Ziel des Workshops war es, dass jeder Berater möglichst genug fachliches Know-how sammelt, um sämtliche Kundenberatungen ohne Hilfe von außen qualifiziert durchführen zu können. Nur in besonders kritischen bzw. sensiblen Einzelfällen wurde die Beratung - in Kooperation mit dem zuständigen Kundenbetreuer - durch den Sachverständigen durchgeführt bzw. begleitet.

Beispiele hierfür sind:

  • sehr gut informierte und kritische Kunden

  • Kunden mit sehr hohen Anlagesummen

  • Kunden mit besonderer öffentlicher Reputation oder Position.

Auch ein Aufsichtsrat der Bank hatte in einige Schiffsfonds investiert. Hier galt es auch zu verhindern, dass dessen eventuelle Unzufriedenheit über seine Meinungs- und Stimmbeeinflussung im Aufsichtsrat negativ auf den Bankvorstand zurückfiel. Nach Abschluss der Kundenberatungen sind weiterführende Maßnahmen zur Kundenbetreuung und auch Neukundengewinnung im Zusammenhang mit Schiffsfonds denkbar. Dabei ist jedoch nicht der Absatz neuer Schiffsbeteiligungen das Ziel.

Generelle Vorschläge für den Umgang mit Kunden im Überblick: 

Es wurde ein Maßnahmenpaket beschlossen, das dem Bedarf der Bank im vorgestellten Fall so individuell wie möglich entsprechen sollte:

  • Schulung aller Berater, die Kunden mit Schiffsfonds betreuen

  • Erarbeitung einer geeigneten Vorgehensweise in der Kundenansprache/ -beratung gemeinsam durch Berater und Schiffsfonds-Sachverständigen (insbesondere auch Beratungshaftungsaspekte, -dokumentation)

  • Umfassende Beratung aller ausgewählten Schiffsfonds-Anleger

  • In besonders schwierigen Fällen kann eine Beratungsbegleitung durch den unabhängigen Sachverständigen erfolgen.

  • Bewertung des gesamten vertriebenen Schiffsfondsportfolios einschließlich kurz- bis mittelfristiger Prognose

Die Resultate

Der Workshop verschaffte den Beratern nicht nur das Fachwissen, sondern auch die Sicherheit im Umgang mit dem Kunden. Es wurden Impulse vermittelt, die zu einer Neustrukturierung und Verbesserung des Beratungs- und Betreuungsangebotes für Kunden mit Anlagen nicht nur in Schiffsfonds, sondern auch in geschlossenen Fonds allgemein führten.

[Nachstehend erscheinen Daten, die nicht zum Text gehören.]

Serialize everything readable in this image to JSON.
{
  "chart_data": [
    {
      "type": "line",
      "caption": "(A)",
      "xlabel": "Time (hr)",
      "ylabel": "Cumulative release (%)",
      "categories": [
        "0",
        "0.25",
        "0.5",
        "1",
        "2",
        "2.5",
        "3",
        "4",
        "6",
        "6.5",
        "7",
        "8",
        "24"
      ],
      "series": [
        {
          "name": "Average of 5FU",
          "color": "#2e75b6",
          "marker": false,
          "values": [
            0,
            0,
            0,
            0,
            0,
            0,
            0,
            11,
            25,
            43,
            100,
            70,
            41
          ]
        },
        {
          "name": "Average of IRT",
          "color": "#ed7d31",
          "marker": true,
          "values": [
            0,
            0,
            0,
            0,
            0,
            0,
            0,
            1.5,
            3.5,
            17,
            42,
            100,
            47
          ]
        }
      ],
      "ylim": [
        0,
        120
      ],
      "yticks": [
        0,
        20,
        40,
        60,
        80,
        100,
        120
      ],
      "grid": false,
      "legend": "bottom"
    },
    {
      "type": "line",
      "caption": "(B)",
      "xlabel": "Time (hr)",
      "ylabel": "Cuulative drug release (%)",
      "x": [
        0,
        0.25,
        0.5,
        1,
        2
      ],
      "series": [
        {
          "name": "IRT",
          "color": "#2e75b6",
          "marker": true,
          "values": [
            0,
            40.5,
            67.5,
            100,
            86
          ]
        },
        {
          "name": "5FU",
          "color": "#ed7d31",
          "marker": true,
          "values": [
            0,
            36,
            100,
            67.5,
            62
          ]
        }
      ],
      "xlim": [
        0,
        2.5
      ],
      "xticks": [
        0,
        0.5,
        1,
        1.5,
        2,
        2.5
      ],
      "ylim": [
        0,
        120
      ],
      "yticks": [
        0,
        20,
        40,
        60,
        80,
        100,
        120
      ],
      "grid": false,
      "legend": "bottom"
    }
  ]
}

Die Bank hat detaillierte Kenntnis über ihre aktuelle Risikoposition im Bereich Schiffsfonds erhalten und kann ihre bilanzielle Vorsorge frühzeitig danach steuern. Die beschriebenen Maßnahmen hatten in dem konkreten Fall wesentlich zufriedenere Kunden zum Ergebnis und konnten so das Ansehen der Bank verbessern sowie das Prozess- bzw. Schadenersatzrisiko senken. Bereits das Verhindern der Klage einer Minimumbetrags-Anlage oder der Beendigung einer längerfristigen Kundenbeziehung mit einem vermögenden Kunden kann die Kosten des gesamten Maßnahmepakets weit überkompensieren, ungeachtet der allgemein erhöhten Kundenzufriedenheit, so die (der?) Vertriebsleiter des Instituts.

Nahezu alle Kunden machten der Genossenschaftsbank keine Vorwürfe (mehr) für die Schieflagen bei ihren Schiffsfonds. Allerdings beklagten sich viele teilweise nachdrücklich darüber, dass die Bank seit Abschluss des Fondskaufs nur in seltenen Fällen bei negativem Produktverlauf ein Beratungsgespräch angeboten hat.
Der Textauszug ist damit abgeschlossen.